Minyak Goreng sebagai Faktor Risiko Penyakit Jantung dan Pembuluh Darah
Fenomena antrean panjang demi seliter minyak goreng dan data konsumsi minyak per kapita penduduk Indonesia yang mencapai 12,3 liter per tahun menunjukkan bahwa ketergantungan masyarakat Indonesia terhadap minyak goreng sangat tinggi.

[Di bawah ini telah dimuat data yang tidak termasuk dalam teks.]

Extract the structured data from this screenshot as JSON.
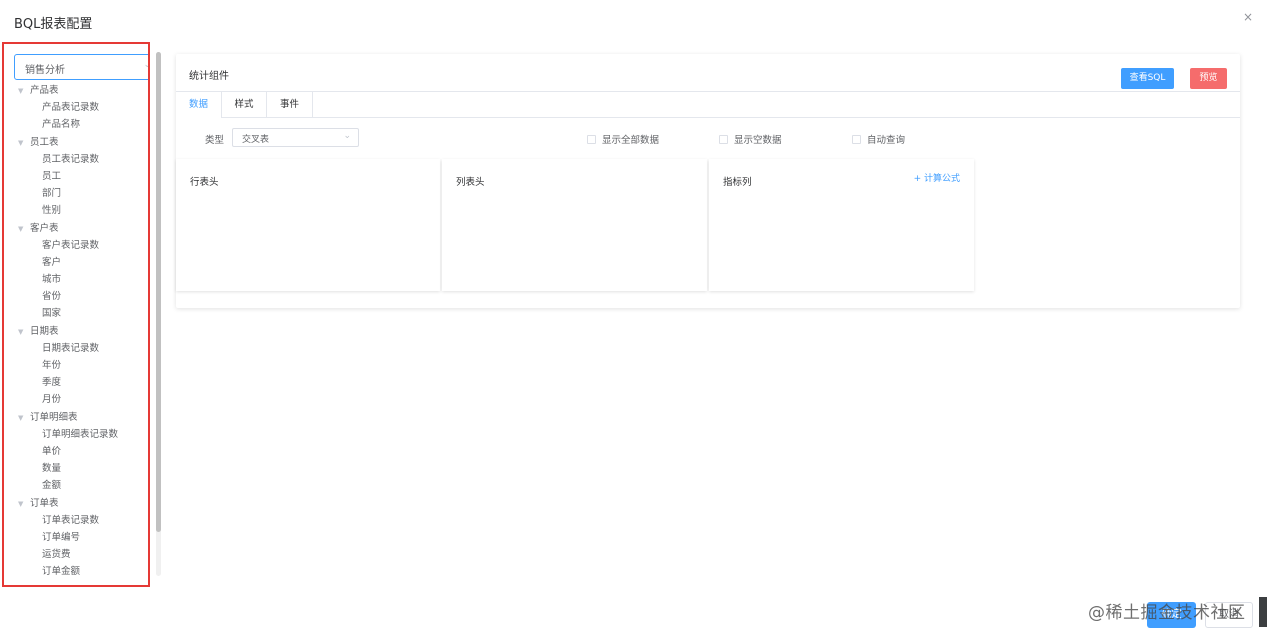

Sehingga tidak mengherankan jika kita menemukan fakta bahwa penyakit kardiovaskuler atau penyakit jantung dan pembuluh darah (PJPD) di Indonesia juga sangat tinggi prevalensinya. Berdasarkan data Riset Kesehatan Dasar (2018), ada 15 dari 1.000 orang atau saat ini terdapat 4,2 juta orang yang menderita penyakit kardiovaskular, dan 2.784.064 diantaranya menderita penyakit jantung. Institute for Health Metrics and Evaluation (IHME) melaporkan 14,4 % penyebab kematian di Indonesia adalah penyakit jantung koroner.
Mengapa kedua fakta ini berhubungan? Karena konsumsi lemak berlebihan termasuk yang diperoleh dari minyak goreng ini merupakan faktor risiko bersama PJPD, artinya konsumsi minyak goreng berlebih ini dapat menyebabkan beberapa kejadian penyakit seperti Hipertensi, Penyakit Jantung Koroner dan Stroke.